What the USTR may or may not have taken into account when making that last stipulation was the snail’s pace of the Israel legislative process. Even if that was an oversight, it doesn’t make the USTR’s position any less disingenuous. It’s not like Israel hasn’t moved at all on these things, or that the Minister out-and-out lied. To the contrary: as the USTR well knows, there is movement, and a good faith effort is being made to push all the pieces of legislation forward. In some cases, the delay has been due to as mundane an issue as the government ministries responsible for drafting the legislation being short-staffed. That makes Israel an “IP offender” on the order of China?
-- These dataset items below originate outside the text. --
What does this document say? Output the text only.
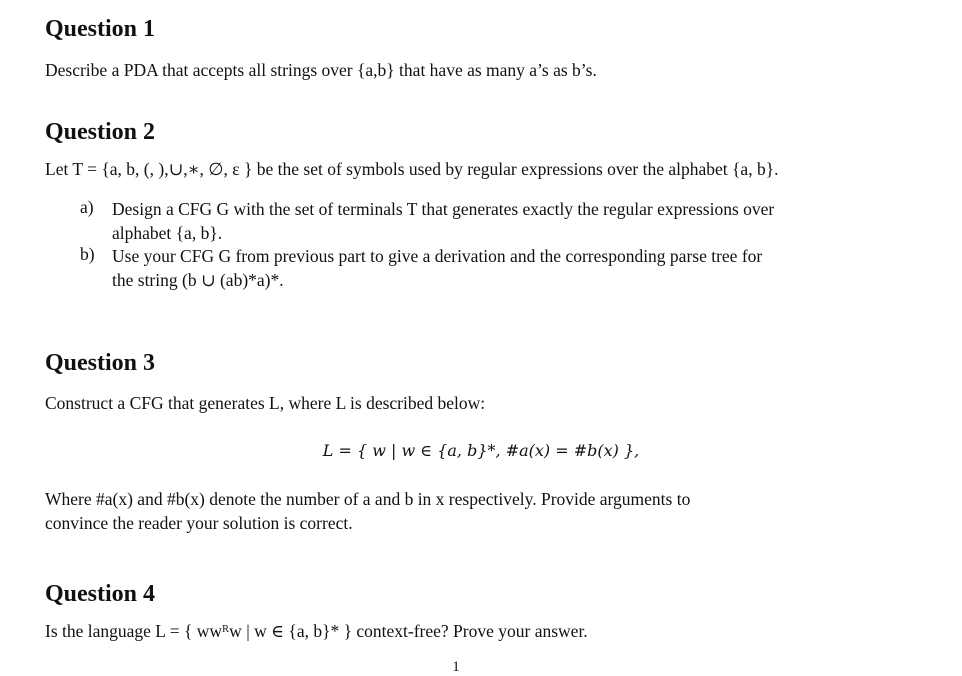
Question 1

Describe a PDA that accepts all strings over {a,b} that have as many a’s as b’s.

Question 2

Let T = {a, b, (, ),∪,∗, ∅, ε } be the set of symbols used by regular expressions over the alphabet {a, b}.

a) Design a CFG G with the set of terminals T that generates exactly the regular expressions over
alphabet {a, b}.
b) Use your CFG G from previous part to give a derivation and the corresponding parse tree for
the string (b ∪ (ab)*a)*.
Question 3

Construct a CFG that generates L, where L is described below:

L = { w | w ∈ {a, b}*, #a(x) = #b(x) },

Where #a(x) and #b(x) denote the number of a and b in x respectively. Provide arguments to

convince the reader your solution is correct.

Question 4

Is the language L = { wwᴿw | w ∈ {a, b}* } context-free? Prove your answer.

1
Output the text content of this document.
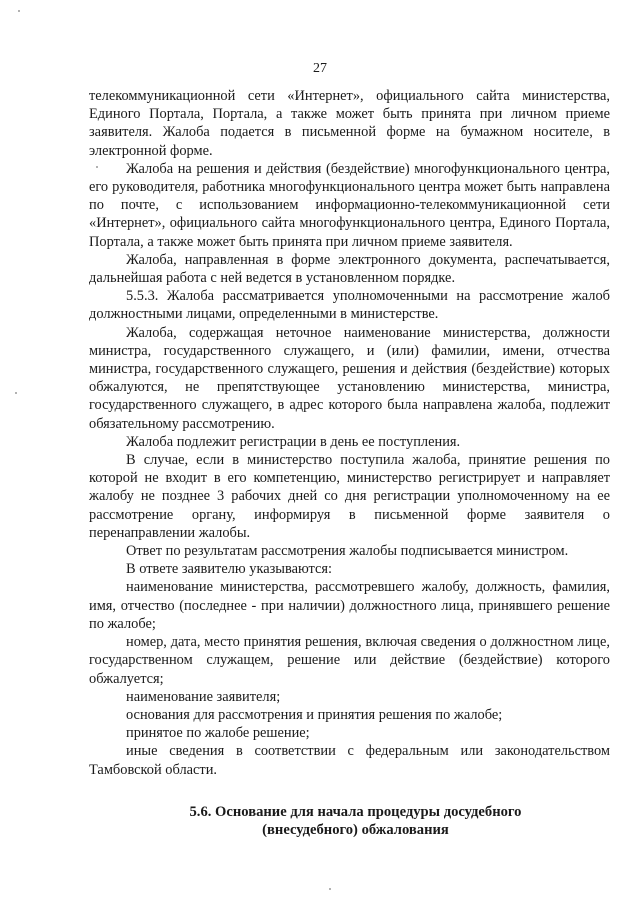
27

телекоммуникационной сети «Интернет», официального сайта министерства, Единого Портала, Портала, а также может быть принята при личном приеме заявителя. Жалоба подается в письменной форме на бумажном носителе, в электронной форме.

Жалоба на решения и действия (бездействие) многофункционального центра, его руководителя, работника многофункционального центра может быть направлена по почте, с использованием информационно-телекоммуникационной сети «Интернет», официального сайта многофункционального центра, Единого Портала, Портала, а также может быть принята при личном приеме заявителя.

Жалоба, направленная в форме электронного документа, распечатывается, дальнейшая работа с ней ведется в установленном порядке.

5.5.3. Жалоба рассматривается уполномоченными на рассмотрение жалоб должностными лицами, определенными в министерстве.

Жалоба, содержащая неточное наименование министерства, должности министра, государственного служащего, и (или) фамилии, имени, отчества министра, государственного служащего, решения и действия (бездействие) которых обжалуются, не препятствующее установлению министерства, министра, государственного служащего, в адрес которого была направлена жалоба, подлежит обязательному рассмотрению.

Жалоба подлежит регистрации в день ее поступления.

В случае, если в министерство поступила жалоба, принятие решения по которой не входит в его компетенцию, министерство регистрирует и направляет жалобу не позднее 3 рабочих дней со дня регистрации уполномоченному на ее рассмотрение органу, информируя в письменной форме заявителя о перенаправлении жалобы.

Ответ по результатам рассмотрения жалобы подписывается министром.

В ответе заявителю указываются:

наименование министерства, рассмотревшего жалобу, должность, фамилия, имя, отчество (последнее - при наличии) должностного лица, принявшего решение по жалобе;

номер, дата, место принятия решения, включая сведения о должностном лице, государственном служащем, решение или действие (бездействие) которого обжалуется;

наименование заявителя;

основания для рассмотрения и принятия решения по жалобе;

принятое по жалобе решение;

иные сведения в соответствии с федеральным или законодательством Тамбовской области.

5.6. Основание для начала процедуры досудебного
(внесудебного) обжалования
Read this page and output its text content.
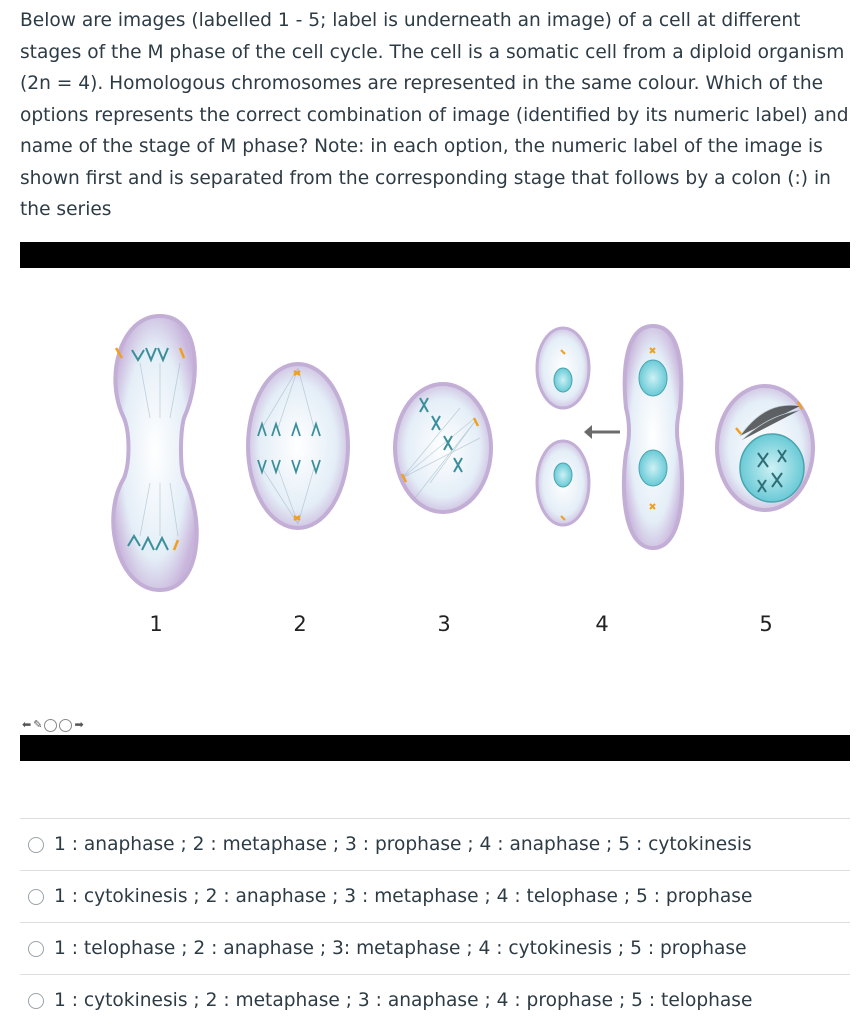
Below are images (labelled 1 - 5; label is underneath an image) of a cell at different stages of the M phase of the cell cycle. The cell is a somatic cell from a diploid organism (2n = 4). Homologous chromosomes are represented in the same colour. Which of the options represents the correct combination of image (identified by its numeric label) and name of the stage of M phase? Note: in each option, the numeric label of the image is shown first and is separated from the corresponding stage that follows by a colon (:) in the series

1	2	3	4	5
⬅ ✎	➡
1 : anaphase ; 2 : metaphase ; 3 : prophase ; 4 : anaphase ; 5 : cytokinesis
1 : cytokinesis ; 2 : anaphase ; 3 : metaphase ; 4 : telophase ; 5 : prophase
1 : telophase ; 2 : anaphase ; 3: metaphase ; 4 : cytokinesis ; 5 : prophase
1 : cytokinesis ; 2 : metaphase ; 3 : anaphase ; 4 : prophase ; 5 : telophase
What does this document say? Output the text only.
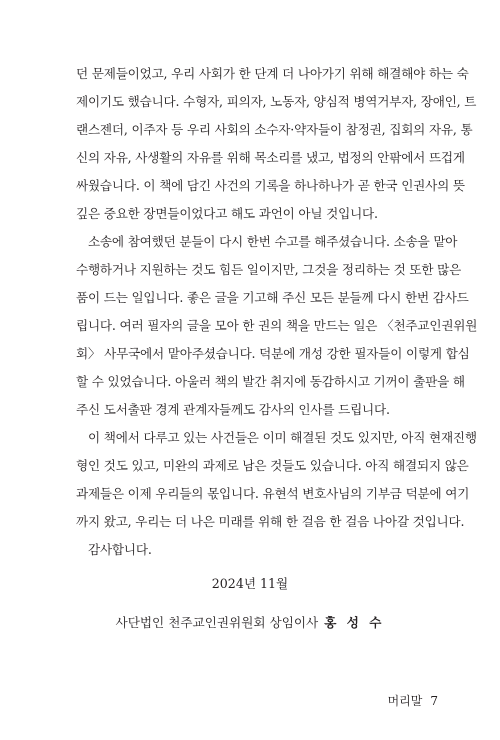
던 문제들이었고, 우리 사회가 한 단계 더 나아가기 위해 해결해야 하는 숙
제이기도 했습니다. 수형자, 피의자, 노동자, 양심적 병역거부자, 장애인, 트
랜스젠더, 이주자 등 우리 사회의 소수자·약자들이 참정권, 집회의 자유, 통
신의 자유, 사생활의 자유를 위해 목소리를 냈고, 법정의 안팎에서 뜨겁게
싸웠습니다. 이 책에 담긴 사건의 기록을 하나하나가 곧 한국 인권사의 뜻
깊은 중요한 장면들이었다고 해도 과언이 아닐 것입니다.
소송에 참여했던 분들이 다시 한번 수고를 해주셨습니다. 소송을 맡아
수행하거나 지원하는 것도 힘든 일이지만, 그것을 정리하는 것 또한 많은
품이 드는 일입니다. 좋은 글을 기고해 주신 모든 분들께 다시 한번 감사드
립니다. 여러 필자의 글을 모아 한 권의 책을 만드는 일은 〈천주교인권위원
회〉 사무국에서 맡아주셨습니다. 덕분에 개성 강한 필자들이 이렇게 합심
할 수 있었습니다. 아울러 책의 발간 취지에 동감하시고 기꺼이 출판을 해
주신 도서출판 경계 관계자들께도 감사의 인사를 드립니다.
이 책에서 다루고 있는 사건들은 이미 해결된 것도 있지만, 아직 현재진행
형인 것도 있고, 미완의 과제로 남은 것들도 있습니다. 아직 해결되지 않은
과제들은 이제 우리들의 몫입니다. 유현석 변호사님의 기부금 덕분에 여기
까지 왔고, 우리는 더 나은 미래를 위해 한 걸음 한 걸음 나아갈 것입니다.
감사합니다.
2024년 11월
사단법인 천주교인권위원회 상임이사 홍 성 수
머리말 7
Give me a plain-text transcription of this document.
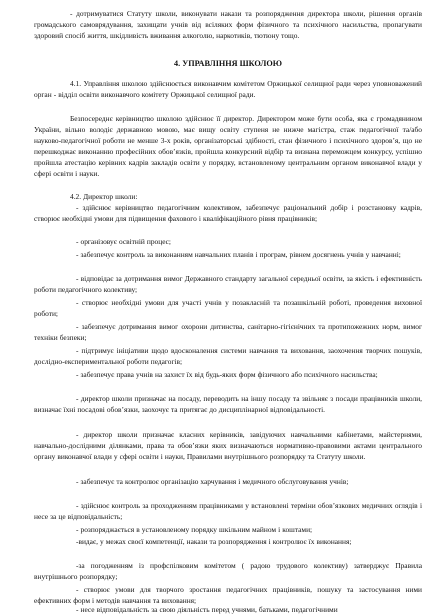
- дотримуватися Статуту школи, виконувати накази та розпорядження директора школи, рішення органів громадського самоврядування, захищати учнів від всіляких форм фізичного та психічного насильства, пропагувати здоровий спосіб життя, шкідливість вживання алкоголю, наркотиків, тютюну тощо.

4. УПРАВЛІННЯ ШКОЛОЮ

4.1. Управління школою здійснюється виконавчим комітетом Оржицької селищної ради через уповноважений орган - відділ освіти виконавчого комітету Оржицької селищної ради.

Безпосереднє керівництво школою здійснює її директор. Директором може бути особа, яка є громадянином України, вільно володіє державною мовою, має вищу освіту ступеня не нижче магістра, стаж педагогічної та/або науково-педагогічної роботи не менше 3-х років, організаторські здібності, стан фізичного і психічного здоров’я, що не перешкоджає виконанню професійних обов’язків, пройшла конкурсний відбір та визнана переможцем конкурсу, успішно пройшла атестацію керівних кадрів закладів освіти у порядку, встановленому центральним органом виконавчої влади у сфері освіти і науки.

4.2. Директор школи:

- здійснює керівництво педагогічним колективом, забезпечує раціональний добір і розстановку кадрів, створює необхідні умови для підвищення фахового і кваліфікаційного рівня працівників;

- організовує освітній процес;

- забезпечує контроль за виконанням навчальних планів і програм, рівнем досягнень учнів у навчанні;

- відповідає за дотримання вимог Державного стандарту загальної середньої освіти, за якість і ефективність роботи педагогічного колективу;

- створює необхідні умови для участі учнів у позакласній та позашкільній роботі, проведення виховної роботи;

- забезпечує дотримання вимог охорони дитинства, санітарно-гігієнічних та протипожежних норм, вимог техніки безпеки;

- підтримує ініціативи щодо вдосконалення системи навчання та виховання, заохочення творчих пошуків, дослідно-експериментальної роботи педагогів;

- забезпечує права учнів на захист їх від будь-яких форм фізичного або психічного насильства;

- директор школи призначає на посаду, переводить на іншу посаду та звільняє з посади працівників школи, визначає їхні посадові обов’язки, заохочує та притягає до дисциплінарної відповідальності.

- директор школи призначає класних керівників, завідуючих навчальними кабінетами, майстернями, навчально-дослідними ділянками, права та обов’язки яких визначаються нормативно-правовими актами центрального органу виконавчої влади у сфері освіти і науки, Правилами внутрішнього розпорядку та Статуту школи.

- забезпечує та контролює організацію харчування і медичного обслуговування учнів;

- здійснює контроль за проходженням працівниками у встановлені терміни обов’язкових медичних оглядів і несе за це відповідальність;

- розпоряджається в установленому порядку шкільним майном і коштами;

-видає, у межах своєї компетенції, накази та розпорядження і контролює їх виконання;

-за погодженням із профспілковим комітетом ( радою трудового колективу) затверджує Правила внутрішнього розпорядку;

- створює умови для творчого зростання педагогічних працівників, пошуку та застосування ними ефективних форм і методів навчання та виховання;

- несе відповідальність за свою діяльність перед учнями, батьками, педагогічними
Moreover, the USTR didn’t tell the Israelis was that the USTR itself would further slow the amendment process, by insisting on reviewing and approving drafts of legislation. (Why the Israeli bodies charged with drafting that legislation acceded to the USTR’s request is both puzzling and disconcerting.) So while legislation on all three fronts is slowly making its way through the system, that’s not good enough for the USTR, which cited the failure to enact the promised reforms – the “failure” to which the USTR is partly to blame – as the primary reason for putting Israel back on the priority watch list. As Arlo Guthrie might say, you got a lot of damn gall.
It’s also more than a little hypocritical for the USTR to be impatient with Israel. The Israeli legislation isn’t moving along any more slowly than “patent reform” in the USA, which has been percolating in Congress in one form or another since 2005, and only now appears to be on the cusp of being adopted. And unlike the changes Congress seems set to adopt, Israel’s changes probably won’t gut its patent system, as Senator Leahy seems hell-bent on doing in the USA.
The Special 301 also "encourages" Israel to adopt statutory damages for copyright infringement. Hello, McFly? Someone at the USTR ought to learn Hebrew: Israel copyright law has had statutory damages for an awfully long time, including in the 2007 revision of the Copyright Act. Actually, they don't even need to learn Hebrew: learning how to use the internet would be sufficient, since WIPO Lex actually contains an English text of that statute, and section 56 says in plain English that a copyright holder is entitled to up to 100,000 shekels for damages, without the need for proof. So before the USTR criticizes Israel for not having what it deems to be 21st century IP laws, the USTR itself might try joining the 21st century.
By publishing this report, and continuing to equate Israel with China because Israel’s data protection and patent term extension schemes aren’t quite what the USTR wants, the USTR only undermines its position in the eyes of Israeli policy makers and those who follow IP law.